The Surprising Fortress

But why are hyperscale data center operators paying miners for space?

Time is the key. To survive each halving, miners have had to chase cheaper electricity. To survive, they’ve adopted various measures: negotiating long-term power supply agreements, acquiring industrial land in low-cost energy corridors, building dedicated substations, and ensuring direct interconnection with the grid. Modern farms are equipped with dedicated high-voltage transformers, redundant power supplies, and thermal management systems designed to operate at full capacity around the clock.

Perhaps it’s not all planned in advance—you might say miners are just lucky. But who can strike gold while struggling to survive?

Currently, public miners have about 6.3 gigawatts of operational capacity, with another 2.5 gigawatts under construction. In most U.S. markets, data center interconnection wait times are 5 to 7 years. Microsoft’s internal forecasts show that its data center resource constraints will persist into 2026 and beyond.

That’s why hyperscale data center operators overlook miners’ lack of expertise in AI infrastructure. Instead, they foot the bill for substation costs, land use permits, utility relationships, and grid connections—things that often take years elsewhere to implement.

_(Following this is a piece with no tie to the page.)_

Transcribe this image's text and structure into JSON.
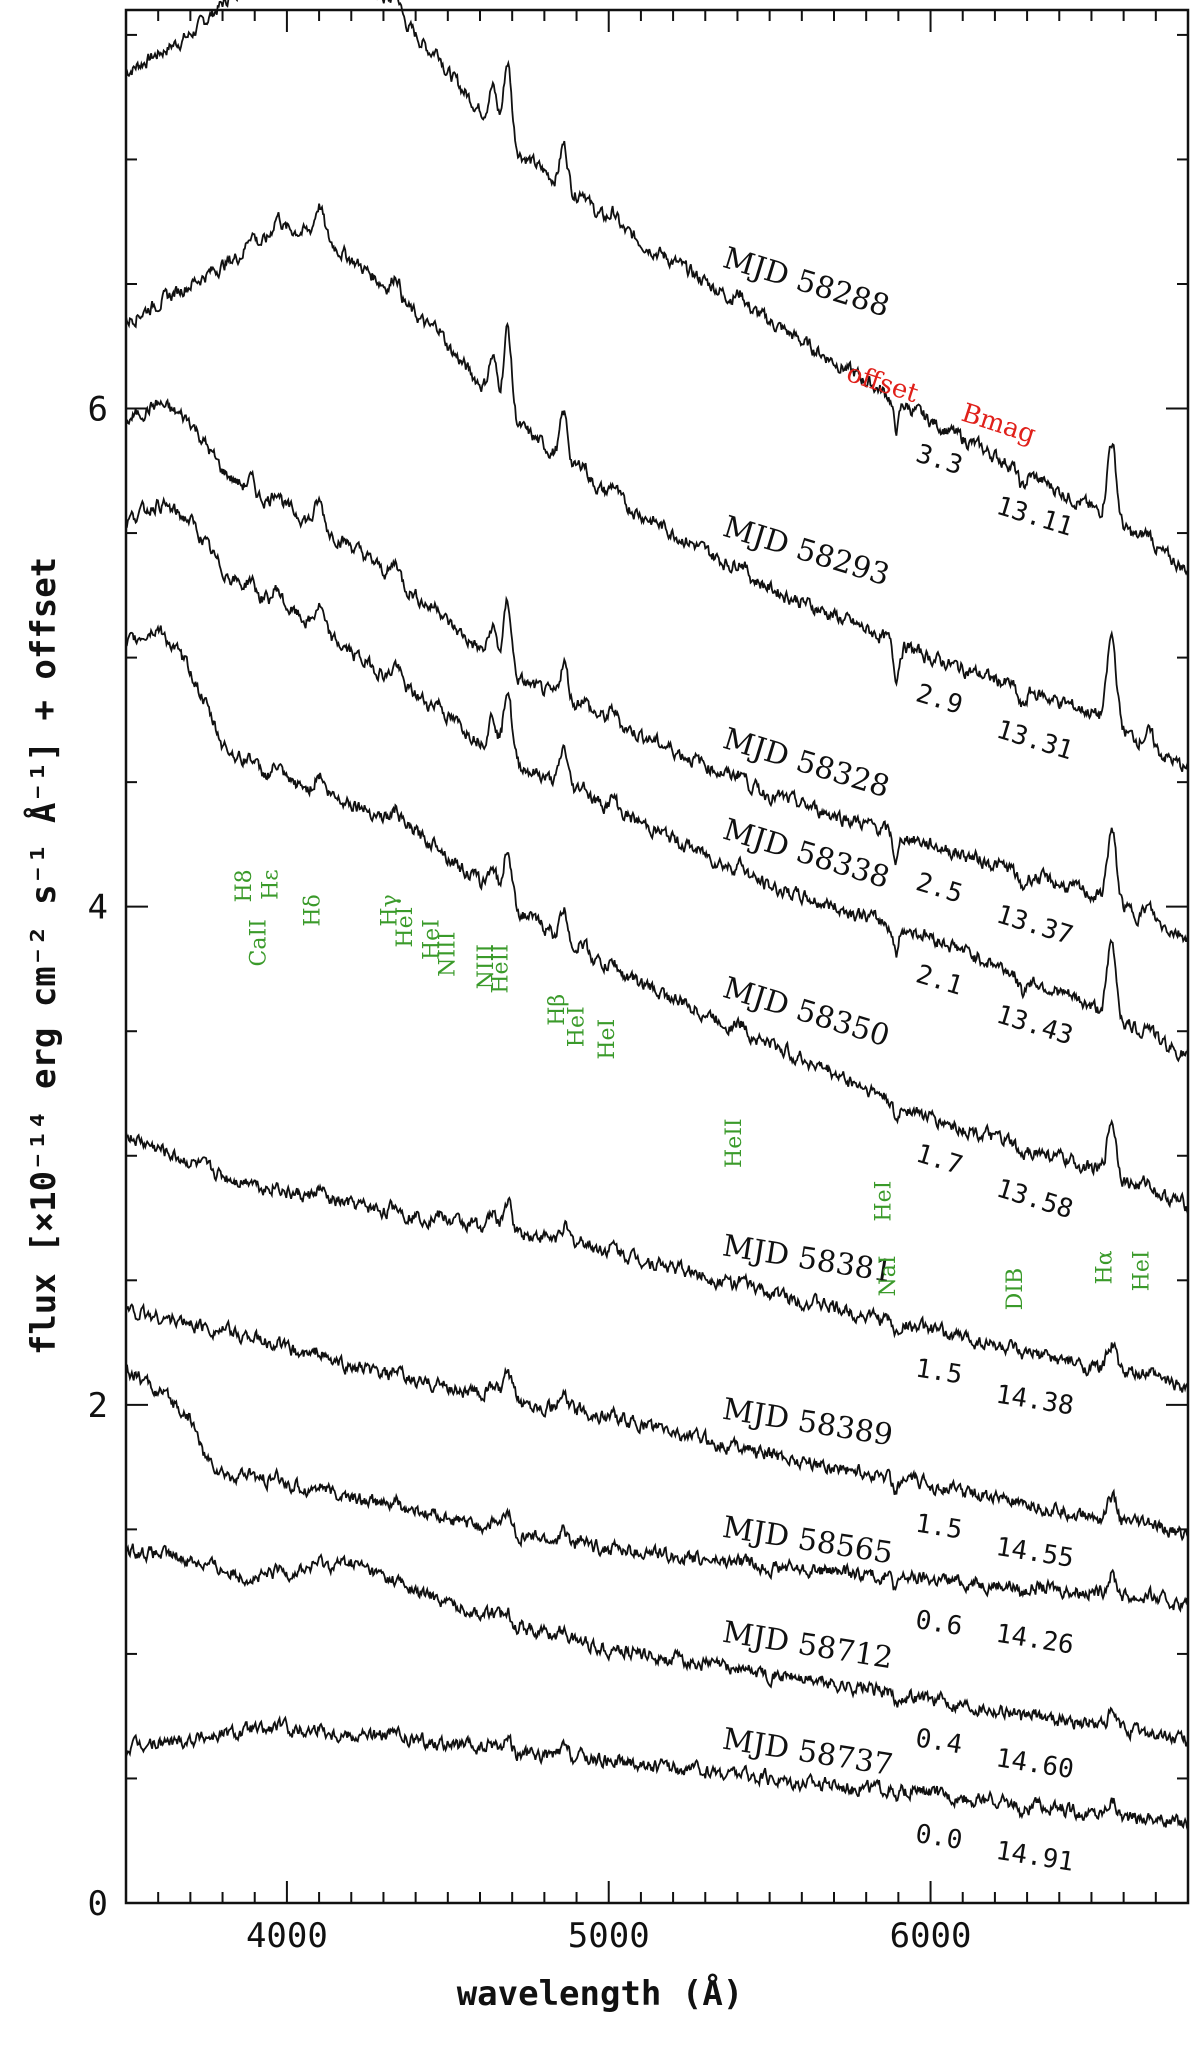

Mining companies can gradually improve performance by applying existing equipment to AI applications. MARA recently announced a $1.5 billion acquisition of energy infrastructure, boosting its total power capacity to over 2.2 GW. This allows MARA, at a cost unmatched by other AI infrastructure builders, to convert an already depreciated facility into AI infrastructure.

CEO Fred Thiel describes these assets as ready-made infrastructure that would otherwise take up to 10 years and $2–3 billion to build independently. He states, “Power is a scarce input in AI. With the planned acquisition of Langridge Energy, we will control an efficient, contracted energy platform.”

The Closed Door

There’s a trap in this story. Every megawatt shifted from Bitcoin mining to AI infrastructure subsidizes the economic interests of those still engaged in mining. This reduces mining difficulty, making it cheaper for Bitcoin miners to mine a block.

Some may still choose to allocate part of their equipment to Bitcoin mining as a hedge against price drops. But only those capable of bearing the costs of equipment replacement or reservation can do so. Not everyone can. The reason is that those who repurpose mining equipment for AI infrastructure cannot switch back repeatedly. Mining is an interruptible process. When electricity prices are high, you can shut down your miners. But AI and high-performance computing cannot do that. Once you lease or commit your computing capacity, you can’t temporarily cancel the agreement to mine Bitcoin with those devices.

For most miners, this isn’t feasible. They have only a short window to switch tasks, and such good luck doesn’t come often.

Everything has progressed so smoothly that it’s almost unbelievable. The Bitcoin halving squeezed mining’s economic benefits to the limit. The subsequent 10/10 liquidation event forced miners to face reality: holding Bitcoin during a bear cycle is not a viable strategy. But the booming AI infrastructure industry arrived just in time, giving miners both the motivation and the assets to pivot.

This scenario is unlikely to repeat. The mining companies signing contracts today will enjoy the economic benefits of the next decade, while latecomers will miss out on these gains.